Cook pointed out that if the spacecraft entered a standby, or safe mode, about 20 minutes after landing at 12:15 p.m. PST on Fri., Dec. 3, it would not be able to receive
any communications until it takes itself out of safe mode on Saturday evening.

So far, mission controllers have been attempting to communicate with the lander by using its medium gain antenna. If contact has not been established by Sunday
morning., Dec. 5, they will try to communicate with the lander by using NASA’s currently-orbiting Mars Global Surveyor spacecraft as a relay system. In that scenario,
the lander would automatically switch to its UHF radio.

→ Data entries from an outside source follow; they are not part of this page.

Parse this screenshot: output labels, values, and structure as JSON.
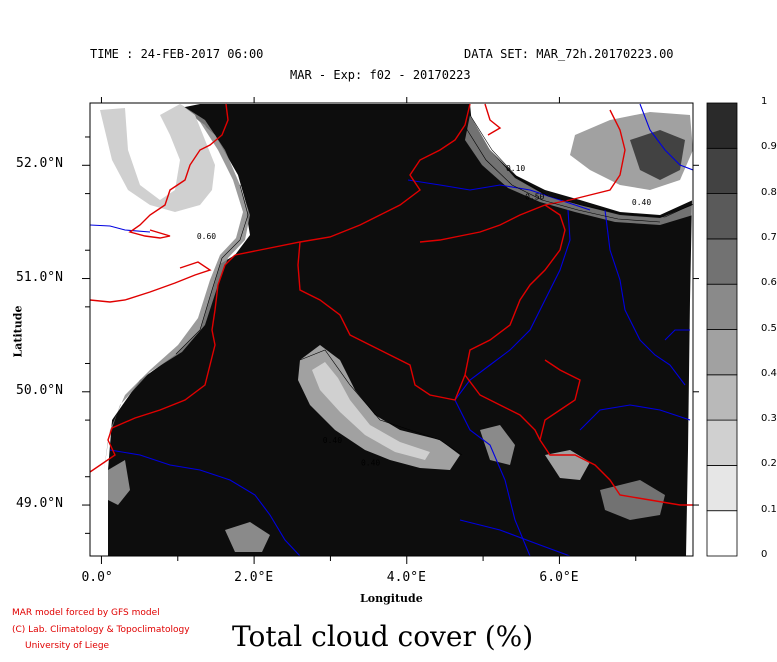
{
  "header": {
    "time": "TIME : 24-FEB-2017 06:00",
    "dataset": "DATA SET: MAR_72h.20170223.00",
    "experiment": "MAR - Exp: f02 - 20170223"
  },
  "credits": {
    "line1": "MAR model forced by GFS model",
    "line2": "(C) Lab. Climatology & Topoclimatology",
    "line3": "University of Liege"
  },
  "chart_data": {
    "type": "heatmap",
    "title": "Total cloud cover (%)",
    "xlabel": "Longitude",
    "ylabel": "Latitude",
    "xlim": [
      -0.15,
      7.75
    ],
    "ylim": [
      48.55,
      52.55
    ],
    "x_ticks": [
      {
        "value": 0,
        "label": "0.0°"
      },
      {
        "value": 2,
        "label": "2.0°E"
      },
      {
        "value": 4,
        "label": "4.0°E"
      },
      {
        "value": 6,
        "label": "6.0°E"
      }
    ],
    "y_ticks": [
      {
        "value": 49,
        "label": "49.0°N"
      },
      {
        "value": 50,
        "label": "50.0°N"
      },
      {
        "value": 51,
        "label": "51.0°N"
      },
      {
        "value": 52,
        "label": "52.0°N"
      }
    ],
    "colorbar": {
      "levels": [
        0,
        0.1,
        0.2,
        0.3,
        0.4,
        0.5,
        0.6,
        0.7,
        0.8,
        0.9,
        1
      ],
      "labels": [
        "0",
        "0.1",
        "0.2",
        "0.3",
        "0.4",
        "0.5",
        "0.6",
        "0.7",
        "0.8",
        "0.9",
        "1"
      ],
      "colors": [
        "#ffffff",
        "#e6e6e6",
        "#d0d0d0",
        "#b9b9b9",
        "#a1a1a1",
        "#8a8a8a",
        "#727272",
        "#5a5a5a",
        "#424242",
        "#2a2a2a",
        "#0d0d0d"
      ]
    },
    "contour_labels": [
      {
        "text": "0.10",
        "x": 5.3,
        "y": 51.95
      },
      {
        "text": "0.50",
        "x": 5.55,
        "y": 51.7
      },
      {
        "text": "0.40",
        "x": 6.95,
        "y": 51.65
      },
      {
        "text": "0.60",
        "x": 1.25,
        "y": 51.35
      },
      {
        "text": "0.40",
        "x": 2.9,
        "y": 49.55
      },
      {
        "text": "0.40",
        "x": 3.4,
        "y": 49.35
      }
    ],
    "colors": {
      "border": "#e00000",
      "river": "#0000e0",
      "fill_dominant": "#0d0d0d"
    }
  }
}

On Fri., Dec. 3, ground controllers attempted to “talk to” the lander at 6:27 p.m. PST. They tried to contact the Deep Space 2 microprobes at 7:30, 9:30 and 11:30 p.m.

The Deep Space 2 microprobes, which impacted Mars about 60 kilometers (about 35 miles) north of the lander, will transmit data through Mars Global Surveyor.

“We know that the Mars Global Surveyor relay system is working,” said Deep Space 2 Project Manager Sarah Gavit.

Latest estimates indicate that Mars Polar Lander touched down on a gentle slope of about two degrees within an “amphitheater” near the edge of a ridge, according to Dr.
David Paige of UCLA, principal investigator for the Mars Volatiles and Climate Surveyor science package on the lander.

Mars Polar Lander is part of a series of missions in a long- term program of Mars exploration managed by JPL for NASA’s Office of Space Science, Washington, D.C.
JPL’s industrial partner is Lockheed Martin Astronautics, Denver. JPL is a division of the California Institute of Technology in Pasadena.